Contudo, pesquisas relacionadas à escolha do estabelecimento pela família mostram a íntima conexão deste processo com o nível cultural, o acesso a informações, a disponibilidade financeira das famílias, que terminam sendo os elementos-chave do processo. Com relação à participação dos pais na gestão da escola, o artigo de Geoff Whitty & Sally Power, intitulado "Mercados educacionais e a comunidade", publicado no último número desta revista, mostra que, na verdade, este processo se realiza em termos formais, pois na prática o diretor e mesmo os professores terminam tendo mais voz que os pais, cabendo aos primeiros a tomada de decisões e aos últimos a sua legitimação. Os autores apresentam evidências de que nos Conselhos Escolares existe uma tendência para o predomínio de homens brancos e o estímulo à participação de homens de negócios. Mostram, ainda, que quando a participação é mais heterogênea, do ponto de vista social, os pais das camadas populares têm pouco poder, tendo maior visibilidade e voz os pais do sexo masculino e de classe média. Acrescente-se a isso o fato de que algumas escolas exigem que os pais assinem um contrato, de aceitação de suas normas, no ato da matrícula do filho. Esses contratos passam a exigir dos pais um intenso acompanhamento dos estudos dos filhos e o seu não-cumprimento faculta à escola a exclusão do estudante. Os autores citam ainda casos em que os pais, em escolas públicas, são levados a fazer doações às escolas ou a levantar, por meio de diferentes formas, recursos financeiros para sua manutenção, compra de equipamentos e melhorias na infra-estrutura física.

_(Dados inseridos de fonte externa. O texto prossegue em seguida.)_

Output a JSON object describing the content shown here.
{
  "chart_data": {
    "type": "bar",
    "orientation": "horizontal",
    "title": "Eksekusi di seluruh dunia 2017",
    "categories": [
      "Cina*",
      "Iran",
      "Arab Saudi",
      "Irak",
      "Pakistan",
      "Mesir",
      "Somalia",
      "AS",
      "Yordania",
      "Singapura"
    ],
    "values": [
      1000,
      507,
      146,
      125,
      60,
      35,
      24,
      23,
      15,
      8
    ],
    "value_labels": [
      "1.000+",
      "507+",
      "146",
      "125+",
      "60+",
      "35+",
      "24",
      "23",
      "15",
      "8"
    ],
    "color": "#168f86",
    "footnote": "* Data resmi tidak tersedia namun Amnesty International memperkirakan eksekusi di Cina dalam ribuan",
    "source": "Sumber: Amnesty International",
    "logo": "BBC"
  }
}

Em síntese, o que os autores querem destacar, por meio de dados levantados em quatro países, é que a participação da comunidade na gestão da escola não é garantia de um processo democrático de tomada de decisões e de que a implementação de administração descentralizada não é sinônimo de políticas progressistas. Todavia, os autores argumentam que não é se desviando desta rota, ou seja, eliminado a participação dos pais nas escolas, que poderemos evitar os perigos acima enunciados. Para eles é preciso correr-se o risco, isto é, garantir a participação da comunidade na gestão da escola, buscando-se alternativas que realmente estejam voltadas para uma educação democrática.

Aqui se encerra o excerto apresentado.